When we reviewed Zippy’s, we weren’t particularly complimentary, especially considering the irrational exuberance over the place. But 808 Café was a vast improvement, so when we read a highly positive review of Ai Pono on a San Francisco news site, we took notice.
Ai Pono (“Good Eats” or “Eat Right” in Hawaiian) Café is one of the sit-down eateries at the Eat Your Heart Out food hall at Durango.

It’s the brainchild of Hawaiian-born and -raised Las Vegan Gene Villiatora, a 30-year local who’s cooked at numerous restaurants around town and had a mostly successful run on “Top Chef: New York”; he opened the first Ai Pono in Orange County, California, in 2019.

The word is out about Durango’s Ai Pono. We were there at 4:30 on a Saturday, figuring to beat the dinner rush. No such luck. We waited a few minutes to order, but behind us, nine people were in line.
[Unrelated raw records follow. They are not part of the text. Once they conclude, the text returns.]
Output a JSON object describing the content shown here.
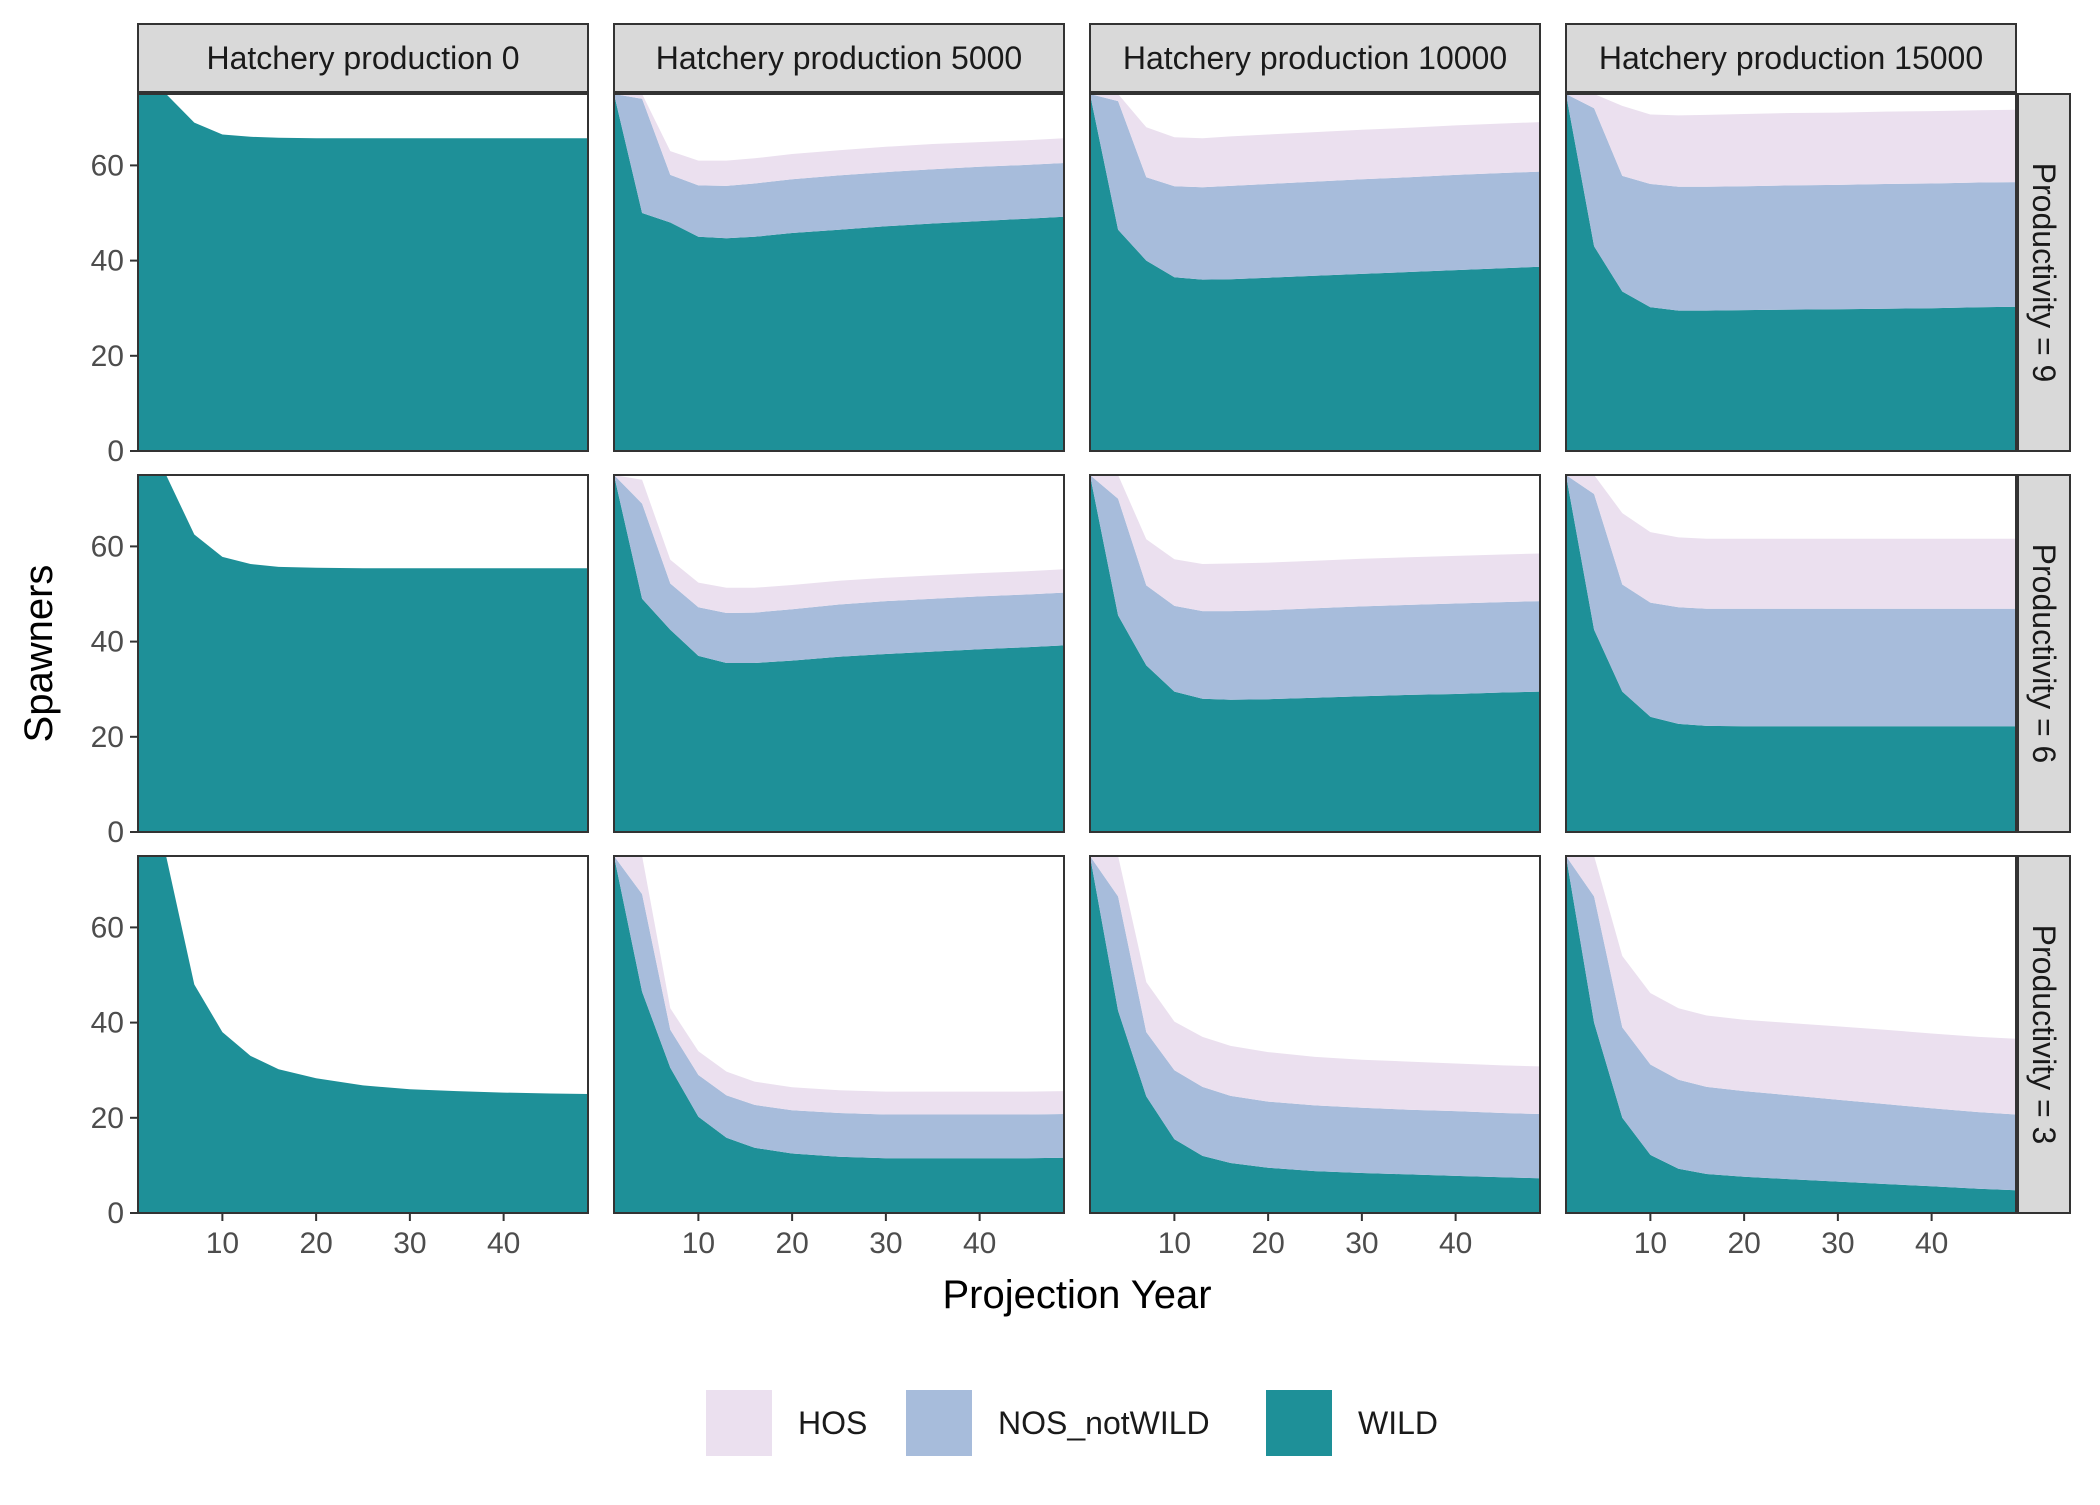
{
  "chart_data": {
    "type": "area",
    "stacked": true,
    "xlabel": "Projection Year",
    "ylabel": "Spawners",
    "xlim": [
      1,
      49
    ],
    "ylim": [
      0,
      75
    ],
    "xticks": [
      10,
      20,
      30,
      40
    ],
    "yticks": [
      0,
      20,
      40,
      60
    ],
    "column_facets": [
      "Hatchery production 0",
      "Hatchery production 5000",
      "Hatchery production 10000",
      "Hatchery production 15000"
    ],
    "row_facets": [
      "Productivity = 9",
      "Productivity = 6",
      "Productivity = 3"
    ],
    "legend": {
      "position": "bottom",
      "entries": [
        {
          "name": "HOS",
          "color": "#ebe0ef"
        },
        {
          "name": "NOS_notWILD",
          "color": "#a7bcdb"
        },
        {
          "name": "WILD",
          "color": "#1e9098"
        }
      ]
    },
    "x": [
      1,
      4,
      7,
      10,
      13,
      16,
      20,
      25,
      30,
      35,
      40,
      45,
      49
    ],
    "panels": [
      {
        "row": 0,
        "col": 0,
        "WILD": [
          76,
          76,
          69,
          66.5,
          66,
          65.8,
          65.7,
          65.7,
          65.7,
          65.7,
          65.7,
          65.7,
          65.7
        ],
        "NOS_notWILD": [
          0,
          0,
          0,
          0,
          0,
          0,
          0,
          0,
          0,
          0,
          0,
          0,
          0
        ],
        "HOS": [
          0,
          0,
          0,
          0,
          0,
          0,
          0,
          0,
          0,
          0,
          0,
          0,
          0
        ]
      },
      {
        "row": 0,
        "col": 1,
        "WILD": [
          76,
          50,
          48,
          45,
          44.7,
          45,
          45.8,
          46.5,
          47.2,
          47.8,
          48.3,
          48.8,
          49.2
        ],
        "NOS_notWILD": [
          0,
          24,
          10,
          10.8,
          11,
          11.2,
          11.3,
          11.4,
          11.4,
          11.4,
          11.4,
          11.3,
          11.3
        ],
        "HOS": [
          0,
          2,
          5,
          5.2,
          5.3,
          5.3,
          5.3,
          5.3,
          5.3,
          5.3,
          5.2,
          5.2,
          5.2
        ]
      },
      {
        "row": 0,
        "col": 2,
        "WILD": [
          76,
          46.5,
          40,
          36.5,
          36,
          36.1,
          36.4,
          36.8,
          37.2,
          37.6,
          38,
          38.4,
          38.7
        ],
        "NOS_notWILD": [
          0,
          27,
          17.5,
          19.1,
          19.4,
          19.6,
          19.7,
          19.8,
          19.9,
          19.9,
          20,
          20,
          20
        ],
        "HOS": [
          0,
          2.5,
          10.5,
          10.3,
          10.3,
          10.4,
          10.4,
          10.4,
          10.4,
          10.4,
          10.4,
          10.4,
          10.4
        ]
      },
      {
        "row": 0,
        "col": 3,
        "WILD": [
          76,
          43,
          33.5,
          30.2,
          29.5,
          29.5,
          29.6,
          29.7,
          29.8,
          29.9,
          30,
          30.2,
          30.3
        ],
        "NOS_notWILD": [
          0,
          29,
          24.3,
          25.9,
          26,
          26,
          26,
          26.1,
          26.1,
          26.2,
          26.2,
          26.2,
          26.2
        ],
        "HOS": [
          0,
          4,
          14.7,
          14.6,
          15,
          15.1,
          15.2,
          15.2,
          15.2,
          15.2,
          15.2,
          15.2,
          15.2
        ]
      },
      {
        "row": 1,
        "col": 0,
        "WILD": [
          76,
          76,
          62.5,
          57.8,
          56.3,
          55.7,
          55.5,
          55.4,
          55.4,
          55.4,
          55.4,
          55.4,
          55.4
        ],
        "NOS_notWILD": [
          0,
          0,
          0,
          0,
          0,
          0,
          0,
          0,
          0,
          0,
          0,
          0,
          0
        ],
        "HOS": [
          0,
          0,
          0,
          0,
          0,
          0,
          0,
          0,
          0,
          0,
          0,
          0,
          0
        ]
      },
      {
        "row": 1,
        "col": 1,
        "WILD": [
          76,
          49,
          42.5,
          37,
          35.5,
          35.5,
          36,
          36.8,
          37.4,
          37.9,
          38.4,
          38.8,
          39.2
        ],
        "NOS_notWILD": [
          0,
          20,
          9.7,
          10.2,
          10.5,
          10.6,
          10.8,
          11,
          11.1,
          11.1,
          11.1,
          11.1,
          11.1
        ],
        "HOS": [
          0,
          5,
          5,
          5.2,
          5.3,
          5.2,
          5.1,
          5,
          4.9,
          4.9,
          4.9,
          4.9,
          4.9
        ]
      },
      {
        "row": 1,
        "col": 2,
        "WILD": [
          76,
          45.5,
          35,
          29.5,
          28,
          27.8,
          27.9,
          28.2,
          28.5,
          28.8,
          29,
          29.3,
          29.5
        ],
        "NOS_notWILD": [
          0,
          24.5,
          16.8,
          18,
          18.4,
          18.6,
          18.7,
          18.8,
          18.9,
          18.9,
          19,
          19,
          19
        ],
        "HOS": [
          0,
          5,
          9.7,
          9.8,
          9.9,
          10,
          10,
          10,
          10,
          10,
          10,
          10,
          10
        ]
      },
      {
        "row": 1,
        "col": 3,
        "WILD": [
          76,
          42.5,
          29.5,
          24.2,
          22.7,
          22.3,
          22.2,
          22.2,
          22.2,
          22.2,
          22.2,
          22.2,
          22.2
        ],
        "NOS_notWILD": [
          0,
          28.5,
          22.5,
          24,
          24.5,
          24.6,
          24.7,
          24.7,
          24.7,
          24.7,
          24.7,
          24.7,
          24.7
        ],
        "HOS": [
          0,
          5,
          15,
          14.8,
          14.7,
          14.7,
          14.7,
          14.7,
          14.7,
          14.7,
          14.7,
          14.7,
          14.7
        ]
      },
      {
        "row": 2,
        "col": 0,
        "WILD": [
          76,
          76,
          48,
          38,
          33,
          30.2,
          28.3,
          26.8,
          26,
          25.6,
          25.3,
          25.1,
          25
        ],
        "NOS_notWILD": [
          0,
          0,
          0,
          0,
          0,
          0,
          0,
          0,
          0,
          0,
          0,
          0,
          0
        ],
        "HOS": [
          0,
          0,
          0,
          0,
          0,
          0,
          0,
          0,
          0,
          0,
          0,
          0,
          0
        ]
      },
      {
        "row": 2,
        "col": 1,
        "WILD": [
          76,
          46.5,
          30.5,
          20.2,
          15.8,
          13.7,
          12.5,
          11.8,
          11.5,
          11.5,
          11.5,
          11.5,
          11.6
        ],
        "NOS_notWILD": [
          0,
          20.5,
          8,
          8.8,
          8.9,
          9,
          9.1,
          9.2,
          9.2,
          9.2,
          9.2,
          9.2,
          9.2
        ],
        "HOS": [
          0,
          8,
          4.5,
          5,
          5,
          4.9,
          4.8,
          4.8,
          4.8,
          4.8,
          4.8,
          4.8,
          4.8
        ]
      },
      {
        "row": 2,
        "col": 2,
        "WILD": [
          76,
          42.5,
          24.5,
          15.5,
          12,
          10.5,
          9.5,
          8.8,
          8.4,
          8.1,
          7.8,
          7.5,
          7.3
        ],
        "NOS_notWILD": [
          0,
          24,
          13.5,
          14.5,
          14.5,
          14.1,
          13.9,
          13.8,
          13.7,
          13.6,
          13.6,
          13.5,
          13.5
        ],
        "HOS": [
          0,
          9.5,
          10.5,
          10.2,
          10.5,
          10.5,
          10.4,
          10.2,
          10.1,
          10.1,
          10,
          10,
          10
        ]
      },
      {
        "row": 2,
        "col": 3,
        "WILD": [
          76,
          40,
          20,
          12.2,
          9.3,
          8.2,
          7.6,
          7.1,
          6.6,
          6.1,
          5.6,
          5.1,
          4.8
        ],
        "NOS_notWILD": [
          0,
          26.5,
          19,
          19,
          18.7,
          18.3,
          18,
          17.6,
          17.2,
          16.8,
          16.4,
          16.1,
          15.9
        ],
        "HOS": [
          0,
          9.5,
          15,
          15,
          15,
          15,
          15,
          15.2,
          15.4,
          15.6,
          15.7,
          15.8,
          15.9
        ]
      }
    ]
  }
}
The menu is amusing, with names like Mento Bento, Dim Sum and Den Sum, Crackhead chicken (“everyone keeps coming back for seconds in one sitting”), and Ham Buggah steak. Most dishes are a major carb fest, with two scoops of rice and one of macaroni salad, along with some Asian slaw.
But the proteins and sauces are the stars of the show. The Crackhead chicken ($17) is sauteed in Ai Pono’s “secret batter” and topped with a coconut-garlic miso glaze. You’ll also find guava-chili chicken, Japanese chicken in a katsu sauce, and Korean chicken in a truffle sauce ($17 each), pork chops in a spicy garlic barbecue glaze ($18), mahi mahi in a garlic-butter-white-wine sauce ($18), and Korean short rib ($20). You can also get bowls ($14-$16), sampler plates ($20-$23), and add-ons such as kim chee, lumpia, potstickers, and lollipop shrimp ($5-$10).
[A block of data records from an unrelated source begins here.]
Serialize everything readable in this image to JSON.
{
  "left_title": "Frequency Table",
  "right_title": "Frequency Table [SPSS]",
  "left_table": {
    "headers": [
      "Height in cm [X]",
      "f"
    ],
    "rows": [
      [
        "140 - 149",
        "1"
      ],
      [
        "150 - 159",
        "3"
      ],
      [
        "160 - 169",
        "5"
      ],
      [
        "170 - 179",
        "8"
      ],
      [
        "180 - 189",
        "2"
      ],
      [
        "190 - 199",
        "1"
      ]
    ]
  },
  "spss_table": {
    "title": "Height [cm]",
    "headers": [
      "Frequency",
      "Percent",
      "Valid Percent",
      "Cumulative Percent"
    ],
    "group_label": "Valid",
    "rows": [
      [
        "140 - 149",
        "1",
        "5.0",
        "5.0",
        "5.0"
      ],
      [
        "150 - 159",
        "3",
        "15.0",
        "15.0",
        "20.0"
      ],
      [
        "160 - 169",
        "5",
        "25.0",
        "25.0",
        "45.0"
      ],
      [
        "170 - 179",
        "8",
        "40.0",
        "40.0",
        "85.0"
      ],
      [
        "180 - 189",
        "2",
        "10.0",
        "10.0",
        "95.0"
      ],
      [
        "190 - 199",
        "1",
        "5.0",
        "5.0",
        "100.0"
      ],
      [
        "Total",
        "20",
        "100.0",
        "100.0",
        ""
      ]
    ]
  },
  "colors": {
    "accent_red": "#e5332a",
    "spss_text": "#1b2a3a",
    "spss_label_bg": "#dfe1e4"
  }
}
We sampled the garlic shrimp in a cilantro-citrus-chili sauce, which comes with a fried egg on the rice, and the OG beef, hibachi-style slices of striploin marinated in “black-magic” teriyaki (both $19). Each ushered the Zippy-style Hawaiian plate lunch into a whole other dimension— a very good thing. Our bill, including a pickled-mango lemonade (delicious), came to a reasonable $48.77 (including tax, not tip).


The verdict: This is the kind of menu that, beyond our reviewer responsibilities, tempts us to go back and try everything else that looks so good. Villiatora claims that Ai Pono is on its way to becoming the standard of Hawaii fast-casual and street food and it might just succeed.